Em seu primeiro romance, o autor retrata um jornalista diante de perdas, paternidade e busca por sentido

Crise existencial e busca por sentido

Em seu primeiro romance, Só vale a pena se houver encanto, o escritor e jornalista André Giusti apresenta a história de Alessandro Romani, um jornalista e escritor carioca radicado em Brasília. A narrativa acompanha a vida de Alessandro marcada por uma sequência de perdas, incluindo desemprego, separação e morte, enquanto ele lida com os bastidores da cobertura de eventos políticos recentes, como as manifestações de 2013 e a ascensão e queda da primeira presidenta do Brasil.

Um homem diante das fragilidades

Alessandro, pai de três filhas e divorciado, enfrenta uma crise pessoal e profissional que o faz questionar a rotina reduzida a obrigações e contas a pagar. A terapia surge como um espaço para o protagonista confrontar suas escolhas, fragilidades e contradições, refletindo sobre a masculinidade, o silêncio emocional e as dificuldades dos homens em expressar suas dores e pedir ajuda.

O autor destaca que a dor, a decepção, a derrota, o abandono, a frustração, o fracasso e as perdas são parte integrante da vida, e não fatos extracampo a serem ignorados. Essa perspectiva é central para a narrativa, que busca ampliar o sentido da existência diante das adversidades.

Entre autoficção, jornalismo e literatura

Escrito ao longo de onze anos, o livro combina uma prosa coloquial com imagens poéticas, mesclando experiências reais, invenção e memória.
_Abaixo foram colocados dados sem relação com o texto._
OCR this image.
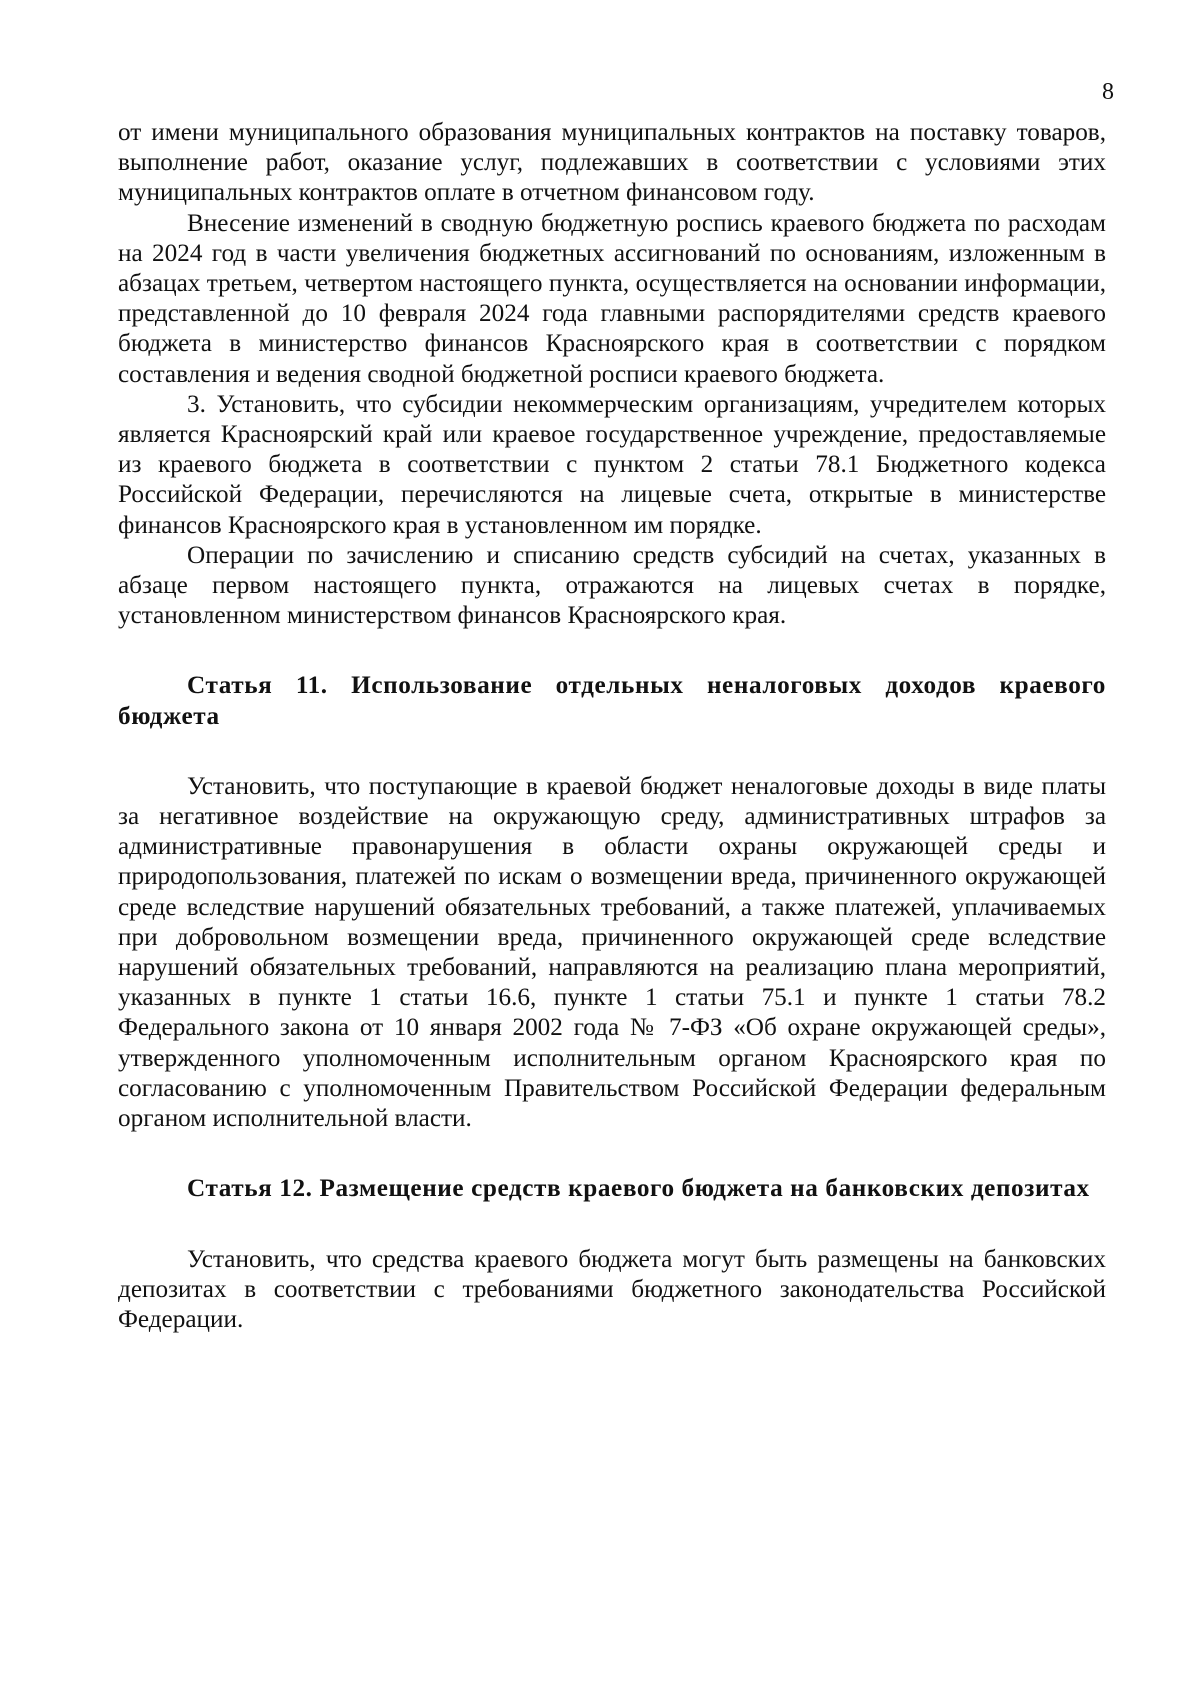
8

от имени муниципального образования муниципальных контрактов на поставку товаров, выполнение работ, оказание услуг, подлежавших в соответствии с условиями этих муниципальных контрактов оплате в отчетном финансовом году.

Внесение изменений в сводную бюджетную роспись краевого бюджета по расходам на 2024 год в части увеличения бюджетных ассигнований по основаниям, изложенным в абзацах третьем, четвертом настоящего пункта, осуществляется на основании информации, представленной до 10 февраля 2024 года главными распорядителями средств краевого бюджета в министерство финансов Красноярского края в соответствии с порядком составления и ведения сводной бюджетной росписи краевого бюджета.

3. Установить, что субсидии некоммерческим организациям, учредителем которых является Красноярский край или краевое государственное учреждение, предоставляемые из краевого бюджета в соответствии с пунктом 2 статьи 78.1 Бюджетного кодекса Российской Федерации, перечисляются на лицевые счета, открытые в министерстве финансов Красноярского края в установленном им порядке.

Операции по зачислению и списанию средств субсидий на счетах, указанных в абзаце первом настоящего пункта, отражаются на лицевых счетах в порядке, установленном министерством финансов Красноярского края.

Статья 11. Использование отдельных неналоговых доходов краевого бюджета

Установить, что поступающие в краевой бюджет неналоговые доходы в виде платы за негативное воздействие на окружающую среду, административных штрафов за административные правонарушения в области охраны окружающей среды и природопользования, платежей по искам о возмещении вреда, причиненного окружающей среде вследствие нарушений обязательных требований, а также платежей, уплачиваемых при добровольном возмещении вреда, причиненного окружающей среде вследствие нарушений обязательных требований, направляются на реализацию плана мероприятий, указанных в пункте 1 статьи 16.6, пункте 1 статьи 75.1 и пункте 1 статьи 78.2 Федерального закона от 10 января 2002 года № 7-ФЗ «Об охране окружающей среды», утвержденного уполномоченным исполнительным органом Красноярского края по согласованию с уполномоченным Правительством Российской Федерации федеральным органом исполнительной власти.

Статья 12. Размещение средств краевого бюджета на банковских депозитах

Установить, что средства краевого бюджета могут быть размещены на банковских депозитах в соответствии с требованиями бюджетного законодательства Российской Федерации.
Giusti reconhece que o personagem Alessandro Romani foi criado a partir de sua própria experiência, mas também incorpora outras pessoas verdadeiras ou fictícias, aproximando a obra do gênero autoficção.

Com 368 páginas, Só vale a pena se houver encanto é o 11º livro de André Giusti e seu primeiro romance. O autor, que já foi finalista do Prêmio Jabuti em 1997 e semifinalista do Prêmio Oceanos em 2024, tem uma trajetória que une jornalismo e literatura, refletida na construção do protagonista e no olhar atento para a vida pública e privada.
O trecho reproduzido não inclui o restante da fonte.